In a possible preview of the 2016 Republican presidential primary, Sens. Marco Rubio of Florida and Rand Paul of Kentucky spoke back-to-back on the main stage at the Conservative Political Action Conference Thursday.
Like a comedian testing out a new act, Rubio pitched his message to areas where the post-2012 narrative suggests conservatives turned off voters, fairly or unfairly.
The focus of his speech was the middle class, which he said is being left behind by the global economy and technological innovation. But it’s worth saving, he said.
“Our hardworking middle class is one of the things that makes America different and special from the rest of the world,” he said.

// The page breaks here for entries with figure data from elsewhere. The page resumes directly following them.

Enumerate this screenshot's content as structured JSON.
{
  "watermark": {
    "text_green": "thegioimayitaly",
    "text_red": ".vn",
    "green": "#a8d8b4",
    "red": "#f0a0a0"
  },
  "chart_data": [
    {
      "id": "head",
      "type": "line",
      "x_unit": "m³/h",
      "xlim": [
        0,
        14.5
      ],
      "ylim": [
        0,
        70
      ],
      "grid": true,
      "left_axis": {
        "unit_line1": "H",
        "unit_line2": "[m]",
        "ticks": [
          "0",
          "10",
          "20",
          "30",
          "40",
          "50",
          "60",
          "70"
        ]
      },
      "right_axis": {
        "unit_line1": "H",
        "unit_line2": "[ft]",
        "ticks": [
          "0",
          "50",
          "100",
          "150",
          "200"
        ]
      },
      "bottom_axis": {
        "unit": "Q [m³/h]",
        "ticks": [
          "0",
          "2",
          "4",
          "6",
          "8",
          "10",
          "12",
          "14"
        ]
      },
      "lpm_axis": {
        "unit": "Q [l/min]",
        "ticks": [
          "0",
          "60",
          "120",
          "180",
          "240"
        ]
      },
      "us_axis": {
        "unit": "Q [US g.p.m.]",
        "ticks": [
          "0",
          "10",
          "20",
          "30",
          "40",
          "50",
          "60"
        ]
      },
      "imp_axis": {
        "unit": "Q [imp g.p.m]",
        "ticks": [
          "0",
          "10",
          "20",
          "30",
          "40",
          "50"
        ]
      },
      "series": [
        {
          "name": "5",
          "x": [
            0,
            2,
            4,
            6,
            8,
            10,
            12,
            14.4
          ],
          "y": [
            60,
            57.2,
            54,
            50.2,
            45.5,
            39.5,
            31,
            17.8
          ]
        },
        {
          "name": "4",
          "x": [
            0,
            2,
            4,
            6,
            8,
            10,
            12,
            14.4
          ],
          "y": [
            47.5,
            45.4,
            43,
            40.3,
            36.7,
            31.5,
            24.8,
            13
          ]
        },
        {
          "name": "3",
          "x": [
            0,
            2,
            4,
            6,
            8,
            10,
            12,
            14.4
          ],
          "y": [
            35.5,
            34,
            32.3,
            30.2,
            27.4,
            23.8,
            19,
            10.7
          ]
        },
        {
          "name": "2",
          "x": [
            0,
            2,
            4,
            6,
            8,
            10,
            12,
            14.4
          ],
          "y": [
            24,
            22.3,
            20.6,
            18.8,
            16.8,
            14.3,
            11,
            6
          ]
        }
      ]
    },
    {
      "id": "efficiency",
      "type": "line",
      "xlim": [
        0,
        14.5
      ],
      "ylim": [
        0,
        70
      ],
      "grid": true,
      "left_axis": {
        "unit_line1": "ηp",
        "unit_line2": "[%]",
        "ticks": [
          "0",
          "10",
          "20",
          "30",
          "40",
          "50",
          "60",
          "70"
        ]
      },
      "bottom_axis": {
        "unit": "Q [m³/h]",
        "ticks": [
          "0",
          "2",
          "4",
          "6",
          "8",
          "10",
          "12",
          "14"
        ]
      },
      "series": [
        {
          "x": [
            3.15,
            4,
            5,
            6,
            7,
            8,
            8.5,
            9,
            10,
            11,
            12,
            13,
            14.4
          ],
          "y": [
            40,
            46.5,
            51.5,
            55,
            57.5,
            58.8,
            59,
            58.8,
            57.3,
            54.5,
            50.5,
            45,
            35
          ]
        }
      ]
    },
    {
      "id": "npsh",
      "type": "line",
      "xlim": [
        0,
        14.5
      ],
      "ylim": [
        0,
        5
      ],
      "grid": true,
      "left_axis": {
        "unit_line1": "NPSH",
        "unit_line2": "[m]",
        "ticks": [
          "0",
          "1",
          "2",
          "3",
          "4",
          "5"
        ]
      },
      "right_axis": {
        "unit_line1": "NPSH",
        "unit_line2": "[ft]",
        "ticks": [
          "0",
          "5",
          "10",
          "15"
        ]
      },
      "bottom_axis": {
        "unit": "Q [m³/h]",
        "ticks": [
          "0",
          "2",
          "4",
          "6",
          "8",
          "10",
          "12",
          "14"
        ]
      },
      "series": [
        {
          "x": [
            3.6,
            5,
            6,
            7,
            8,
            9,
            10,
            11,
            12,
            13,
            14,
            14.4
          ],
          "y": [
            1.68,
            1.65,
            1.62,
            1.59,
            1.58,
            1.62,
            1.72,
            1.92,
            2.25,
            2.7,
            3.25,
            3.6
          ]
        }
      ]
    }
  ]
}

“Every country in the world has rich people. Unfortunately every country in the world has poor people. But few have the kind of vibrant widespread middle class that America does. A widespread middle class that everyone, we have said, should have an equal opportunity to be part of the Middle Class or even better. It sets us apart from the world.”
Rubio also addressed the narrative that the GOP is hostile to science.
“The people who are actually closed minded in American politics are the people that love to preach about the certainty of science in regards to our climate, but ignore the absolute fact that science has proven that life begins at conception,” he said.
His speech also subtly countered the notion that the GOP is a Randian party composed of people that only care about their own individual needs.
“We do have obligations to each other,” Rubio said, striking a communitarian note.
“In addition to our individual rights, our individual responsibility’s to each other. But not through government, through our community. Through our churches and through our neighborhoods, as parents and neighbors and friends. Those are the best ways in which we can serve our fellow Americans — through voluntary organizations where every single day Americans, from all walks of life, are literally changing the world one day, one life, one neighbor at a time.”
And no Rubio speech after the State of the Union would be complete without a water joke.
After he took a sip of water mid-speech, the audience began to applaud.
“Never in the history of the world has water been so popular,” he said.